The biggest potential for security issues occurs when humans give the wrong people access to protected data. We need to teach staff more about how to share files. We need to teach students the same thing. In this social-media-friendly world, the tendency is to share everything. That is not always the best path. We know that our students need education about this potential risk. Staff members also need to become more savvy sharers of data. While we may not need to actually conduct the training, we need to see that it happens.
On the brighter, more creative side, this big data gives us many more valuable options for monitoring and directing student progress. We can see the possibilities of giving students access to analytical data on their own performance at a level previously reserved only for assessment experts. Used creatively, students equipped with this level of analysis could effectively direct their own curriculum and add interventions as needed for their own progress. We need to teach skills and give tools to teachers and students so that they can quickly analyze data and use it to improve their performance.
Like any technology, this data trend is amoral. We can harness it to help our teachers and students improve the work of instruction, or it can be used to compromise their sensitive information. Our job is to anticipate the proper uses of data and to direct and educate so that it is used properly. We need to do it now. Big and bigger data is coming.
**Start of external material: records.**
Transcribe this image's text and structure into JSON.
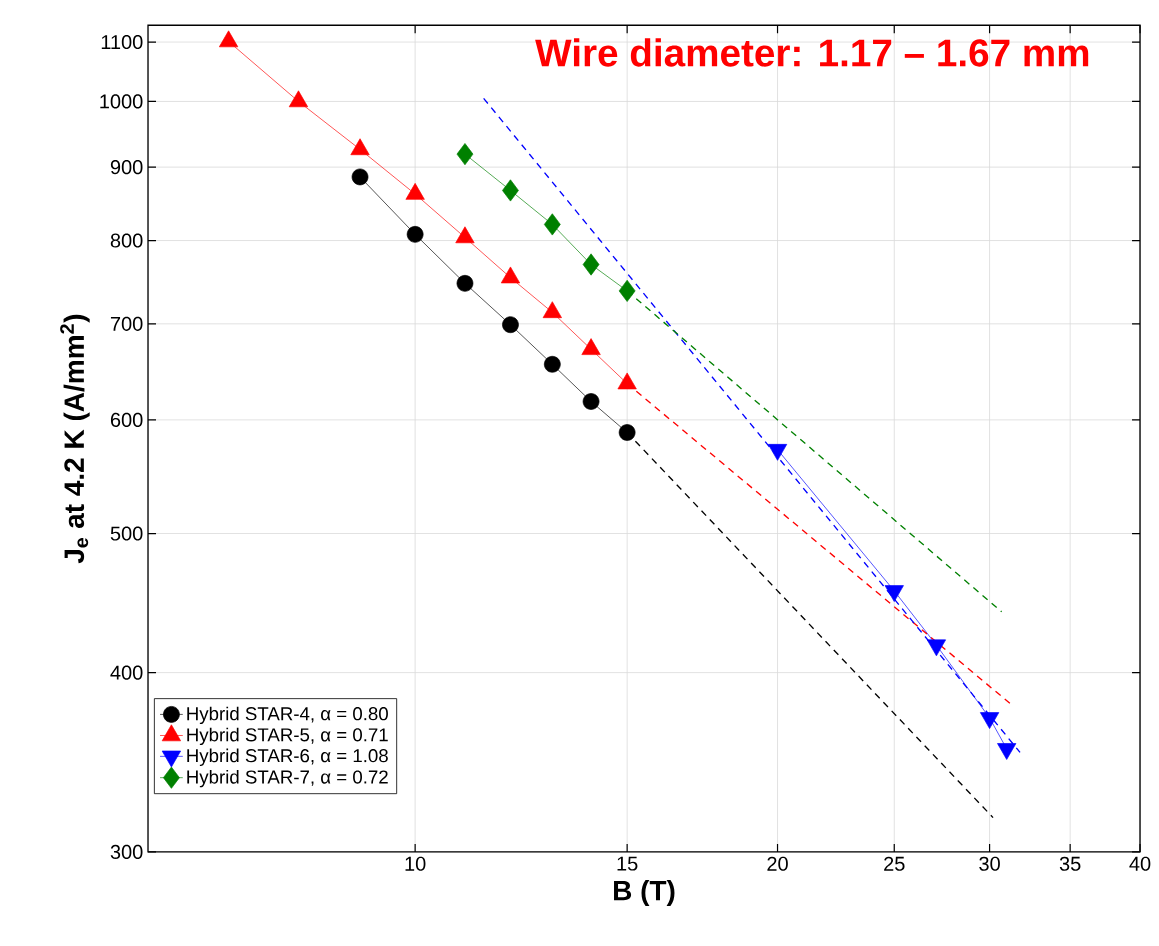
{
  "chart_data": {
    "type": "line",
    "xlabel": "B (T)",
    "ylabel": "J$_{e}$ at 4.2 K (A/mm$^{2}$)",
    "annotations": [
      "**Wire diameter: 1.17 – 1.67 mm**"
    ],
    "log": "xy",
    "xlim": [
      6,
      40
    ],
    "ylim": [
      300,
      1130
    ],
    "xticks": [
      10,
      15,
      20,
      25,
      30,
      35,
      40
    ],
    "yticks": [
      300,
      400,
      500,
      600,
      700,
      800,
      900,
      1000,
      1100
    ],
    "grid": true,
    "legend": "bottom left",
    "series": [
      {
        "name": "Hybrid STAR-4, α = 0.80",
        "color": "#000000",
        "marker": "circle",
        "line_style": "solid",
        "x": [
          9,
          10,
          11,
          12,
          13,
          14,
          15
        ],
        "values": [
          886,
          808,
          747,
          699,
          656,
          618,
          588
        ]
      },
      {
        "name": "Hybrid STAR-5, α = 0.71",
        "color": "#ff0000",
        "marker": "triangle",
        "line_style": "solid",
        "x": [
          7,
          8,
          9,
          10,
          11,
          12,
          13,
          14,
          15
        ],
        "values": [
          1101,
          1000,
          926,
          862,
          804,
          754,
          713,
          672,
          636
        ]
      },
      {
        "name": "Hybrid STAR-6, α = 1.08",
        "color": "#0000ff",
        "marker": "triangle-down",
        "line_style": "solid",
        "x": [
          20,
          25,
          27.1,
          30,
          31
        ],
        "values": [
          572,
          456,
          418,
          372,
          354
        ]
      },
      {
        "name": "Hybrid STAR-7, α = 0.72",
        "color": "#008000",
        "marker": "diamond",
        "line_style": "solid",
        "x": [
          11,
          12,
          13,
          14,
          15
        ],
        "values": [
          919,
          867,
          821,
          770,
          738
        ]
      },
      {
        "color": "#000000",
        "marker": "none",
        "line_style": "dashed",
        "x": [
          15,
          30.2
        ],
        "values": [
          588,
          317
        ]
      },
      {
        "color": "#ff0000",
        "marker": "none",
        "line_style": "dashed",
        "x": [
          15,
          31.4
        ],
        "values": [
          636,
          379
        ]
      },
      {
        "color": "#0000ff",
        "marker": "none",
        "line_style": "dashed",
        "x": [
          11.4,
          31.8
        ],
        "values": [
          1005,
          352
        ]
      },
      {
        "color": "#008000",
        "marker": "none",
        "line_style": "dashed",
        "x": [
          15,
          30.7
        ],
        "values": [
          738,
          441
        ]
      }
    ]
  }
}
Craig Williams is the director of information services for Illinois School District U-46 in Elgin, Illinois. He and his team are overhauling the district’s infrastructure and seeding technology into classrooms, to ensure the all of the district’s culturally-diverse students have the opportunity to expand their learning and achievement. His previous work with schools, first as a building architect, then as a technology design consultant, provides him with a broad perspective on planning for improved student learning. Williams currently serves on the Board with the Illinois CoSN chapter - Education Technology Council of Illinois.